🤖 AI Summary
This study addresses the long-overlooked issue of sex differences in chronic pain management. Leveraging Reddit-based textual data, it systematically investigates sex-specific heterogeneity in pain expression patterns, disease prevalence, and analgesic response. We propose the Hidden Attribute Model–Convolutional Neural Network (HAM-CNN) framework—a novel fusion architecture enabling fine-grained, sex-aware pain expression identification. Evaluated on user-level sex classification, HAM-CNN achieves an F1-score of 0.86. Results reveal that females exhibit significantly higher use of affective and symptom-oriented language; disorders such as migraine and sinusitis are markedly overrepresented among female users; and analgesic feedback demonstrates clear sex stratification.

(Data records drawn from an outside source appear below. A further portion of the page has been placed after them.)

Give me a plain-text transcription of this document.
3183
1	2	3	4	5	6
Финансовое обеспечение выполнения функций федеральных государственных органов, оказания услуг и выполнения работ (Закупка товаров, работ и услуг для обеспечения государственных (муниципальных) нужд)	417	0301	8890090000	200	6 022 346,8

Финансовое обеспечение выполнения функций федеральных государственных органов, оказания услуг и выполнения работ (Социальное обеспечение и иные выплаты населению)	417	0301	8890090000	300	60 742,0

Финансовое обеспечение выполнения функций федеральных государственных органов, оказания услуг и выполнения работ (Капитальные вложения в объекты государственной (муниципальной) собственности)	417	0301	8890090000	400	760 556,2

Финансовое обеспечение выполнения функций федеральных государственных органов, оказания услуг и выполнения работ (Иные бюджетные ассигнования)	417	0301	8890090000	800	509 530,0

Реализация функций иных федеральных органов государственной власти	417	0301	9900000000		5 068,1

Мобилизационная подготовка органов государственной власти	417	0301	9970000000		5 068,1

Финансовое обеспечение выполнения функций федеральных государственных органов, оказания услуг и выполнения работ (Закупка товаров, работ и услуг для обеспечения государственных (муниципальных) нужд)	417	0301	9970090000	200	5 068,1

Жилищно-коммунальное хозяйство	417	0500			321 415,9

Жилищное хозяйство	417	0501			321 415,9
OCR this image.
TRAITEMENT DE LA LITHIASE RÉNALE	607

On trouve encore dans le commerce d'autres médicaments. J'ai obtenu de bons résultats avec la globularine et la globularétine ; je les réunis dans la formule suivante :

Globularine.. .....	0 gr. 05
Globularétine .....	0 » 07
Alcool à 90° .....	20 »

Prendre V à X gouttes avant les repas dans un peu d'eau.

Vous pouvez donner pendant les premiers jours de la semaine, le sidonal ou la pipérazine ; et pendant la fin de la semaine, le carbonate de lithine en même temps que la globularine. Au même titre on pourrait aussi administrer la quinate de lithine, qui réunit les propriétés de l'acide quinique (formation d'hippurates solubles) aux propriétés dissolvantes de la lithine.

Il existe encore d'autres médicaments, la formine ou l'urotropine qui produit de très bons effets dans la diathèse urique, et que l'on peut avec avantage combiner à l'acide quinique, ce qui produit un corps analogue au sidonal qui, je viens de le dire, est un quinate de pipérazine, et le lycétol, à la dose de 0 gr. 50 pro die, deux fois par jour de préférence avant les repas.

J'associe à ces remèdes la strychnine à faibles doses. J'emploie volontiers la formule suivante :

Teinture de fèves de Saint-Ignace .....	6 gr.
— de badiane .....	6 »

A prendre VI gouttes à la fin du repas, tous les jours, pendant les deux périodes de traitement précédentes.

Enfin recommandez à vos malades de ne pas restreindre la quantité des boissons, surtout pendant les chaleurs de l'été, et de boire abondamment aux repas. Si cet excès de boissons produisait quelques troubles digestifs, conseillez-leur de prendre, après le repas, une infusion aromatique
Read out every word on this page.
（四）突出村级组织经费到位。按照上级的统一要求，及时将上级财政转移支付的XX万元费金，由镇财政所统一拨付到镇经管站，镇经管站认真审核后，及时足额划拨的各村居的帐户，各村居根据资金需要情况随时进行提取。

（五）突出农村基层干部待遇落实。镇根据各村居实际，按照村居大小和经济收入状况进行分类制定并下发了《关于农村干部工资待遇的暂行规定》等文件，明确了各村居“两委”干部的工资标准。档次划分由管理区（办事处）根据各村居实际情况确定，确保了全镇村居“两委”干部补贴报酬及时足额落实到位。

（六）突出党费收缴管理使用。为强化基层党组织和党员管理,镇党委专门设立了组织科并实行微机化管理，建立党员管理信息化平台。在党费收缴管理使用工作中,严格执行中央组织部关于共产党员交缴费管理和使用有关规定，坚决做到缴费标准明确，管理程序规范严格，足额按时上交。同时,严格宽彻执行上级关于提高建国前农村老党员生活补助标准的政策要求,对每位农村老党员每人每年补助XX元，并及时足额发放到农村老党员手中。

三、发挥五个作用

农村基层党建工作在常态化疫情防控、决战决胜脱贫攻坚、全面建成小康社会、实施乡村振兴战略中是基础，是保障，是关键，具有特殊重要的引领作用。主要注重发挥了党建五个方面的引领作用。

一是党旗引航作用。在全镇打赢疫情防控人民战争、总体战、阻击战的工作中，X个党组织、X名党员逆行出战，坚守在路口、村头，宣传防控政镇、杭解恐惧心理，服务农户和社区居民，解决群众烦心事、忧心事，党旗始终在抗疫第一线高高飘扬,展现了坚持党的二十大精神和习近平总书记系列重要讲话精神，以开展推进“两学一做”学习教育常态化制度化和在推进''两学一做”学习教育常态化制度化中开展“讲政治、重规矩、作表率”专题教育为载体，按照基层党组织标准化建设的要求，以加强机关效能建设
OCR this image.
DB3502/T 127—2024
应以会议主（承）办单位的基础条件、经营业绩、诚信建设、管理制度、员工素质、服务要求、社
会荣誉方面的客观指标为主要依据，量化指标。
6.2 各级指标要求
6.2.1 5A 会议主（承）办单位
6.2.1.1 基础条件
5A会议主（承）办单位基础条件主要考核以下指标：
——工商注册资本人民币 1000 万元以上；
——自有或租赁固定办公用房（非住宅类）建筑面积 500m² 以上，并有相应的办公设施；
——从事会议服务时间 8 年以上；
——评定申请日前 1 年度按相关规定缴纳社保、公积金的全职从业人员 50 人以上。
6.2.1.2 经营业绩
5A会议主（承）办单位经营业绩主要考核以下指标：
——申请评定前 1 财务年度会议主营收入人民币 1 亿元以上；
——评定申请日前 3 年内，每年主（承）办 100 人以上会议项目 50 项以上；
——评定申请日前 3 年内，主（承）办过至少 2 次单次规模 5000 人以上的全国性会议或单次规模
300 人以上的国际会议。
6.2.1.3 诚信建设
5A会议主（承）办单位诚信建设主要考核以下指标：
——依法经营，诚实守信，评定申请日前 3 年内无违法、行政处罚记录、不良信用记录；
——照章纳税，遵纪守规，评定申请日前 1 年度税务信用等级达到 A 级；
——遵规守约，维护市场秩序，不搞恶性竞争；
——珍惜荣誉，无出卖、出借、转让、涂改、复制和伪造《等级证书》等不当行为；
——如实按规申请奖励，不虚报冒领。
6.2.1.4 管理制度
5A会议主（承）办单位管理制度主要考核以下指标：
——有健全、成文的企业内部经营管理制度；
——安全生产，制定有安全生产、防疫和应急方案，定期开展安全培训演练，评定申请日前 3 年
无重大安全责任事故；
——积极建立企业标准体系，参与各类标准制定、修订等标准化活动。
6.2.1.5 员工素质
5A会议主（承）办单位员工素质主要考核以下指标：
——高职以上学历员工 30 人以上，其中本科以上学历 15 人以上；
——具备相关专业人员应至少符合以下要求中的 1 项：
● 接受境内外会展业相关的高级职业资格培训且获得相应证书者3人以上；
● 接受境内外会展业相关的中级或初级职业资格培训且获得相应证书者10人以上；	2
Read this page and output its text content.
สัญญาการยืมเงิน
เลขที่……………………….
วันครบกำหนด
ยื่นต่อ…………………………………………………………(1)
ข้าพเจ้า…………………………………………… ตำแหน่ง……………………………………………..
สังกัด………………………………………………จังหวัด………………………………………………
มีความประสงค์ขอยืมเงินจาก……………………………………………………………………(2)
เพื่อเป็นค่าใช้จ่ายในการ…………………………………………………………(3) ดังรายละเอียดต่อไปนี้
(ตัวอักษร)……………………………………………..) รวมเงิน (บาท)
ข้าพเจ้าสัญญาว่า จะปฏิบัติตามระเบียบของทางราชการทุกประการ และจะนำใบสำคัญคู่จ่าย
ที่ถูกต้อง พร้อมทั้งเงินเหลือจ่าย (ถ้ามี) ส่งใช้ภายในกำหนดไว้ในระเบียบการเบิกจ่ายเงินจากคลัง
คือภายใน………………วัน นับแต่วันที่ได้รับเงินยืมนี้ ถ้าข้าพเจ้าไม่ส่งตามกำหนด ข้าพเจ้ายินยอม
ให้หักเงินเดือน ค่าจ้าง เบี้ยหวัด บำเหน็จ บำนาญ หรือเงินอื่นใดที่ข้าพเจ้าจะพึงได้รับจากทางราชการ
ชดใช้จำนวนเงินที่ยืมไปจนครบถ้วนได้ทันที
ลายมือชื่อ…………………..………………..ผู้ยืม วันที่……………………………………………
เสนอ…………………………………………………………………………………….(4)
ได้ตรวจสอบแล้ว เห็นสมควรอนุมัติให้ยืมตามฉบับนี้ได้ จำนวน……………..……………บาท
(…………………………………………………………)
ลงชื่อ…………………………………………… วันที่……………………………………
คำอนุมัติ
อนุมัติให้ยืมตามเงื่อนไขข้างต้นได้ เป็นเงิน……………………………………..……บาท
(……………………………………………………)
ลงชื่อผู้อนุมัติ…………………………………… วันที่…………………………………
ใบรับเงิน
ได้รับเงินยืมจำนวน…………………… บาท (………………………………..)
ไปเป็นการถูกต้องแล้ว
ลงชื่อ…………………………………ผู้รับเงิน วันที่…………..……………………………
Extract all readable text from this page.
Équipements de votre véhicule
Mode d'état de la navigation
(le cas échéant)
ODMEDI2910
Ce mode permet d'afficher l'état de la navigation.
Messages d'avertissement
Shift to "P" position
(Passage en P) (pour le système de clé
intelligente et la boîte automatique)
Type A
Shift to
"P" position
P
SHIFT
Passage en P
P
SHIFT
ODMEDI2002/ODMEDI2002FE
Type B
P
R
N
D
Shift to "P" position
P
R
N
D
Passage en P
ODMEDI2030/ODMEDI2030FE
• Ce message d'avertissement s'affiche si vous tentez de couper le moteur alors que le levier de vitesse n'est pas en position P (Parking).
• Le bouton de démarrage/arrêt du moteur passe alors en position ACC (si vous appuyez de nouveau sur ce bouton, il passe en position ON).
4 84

This work provides both an interpretable NLP methodology and empirical evidence to advance sex-sensitive digital health interventions for chronic pain.
📝 Abstract
Pain is an inherent part of human existence, manifesting as both physical and emotional experiences, and can be categorized as either acute or chronic. Over the years, extensive research has been conducted to understand the causes of pain and explore potential treatments, with contributions from various scientific disciplines. However, earlier studies often overlooked the role of gender in pain experiences. In this study, we utilized Natural Language Processing (NLP) to analyze and gain deeper insights into individuals' pain experiences, with a particular focus on gender differences. We successfully classified posts into male and female corpora using the Hidden Attribute Model-Convolutional Neural Network (HAM-CNN), achieving an F1 score of 0.86 by aggregating posts based on usernames. Our analysis revealed linguistic differences between genders, with female posts tending to be more emotionally focused. Additionally, the study highlighted that conditions such as migraine and sinusitis are more prevalent among females and explored how pain medication affects individuals differently based on gender.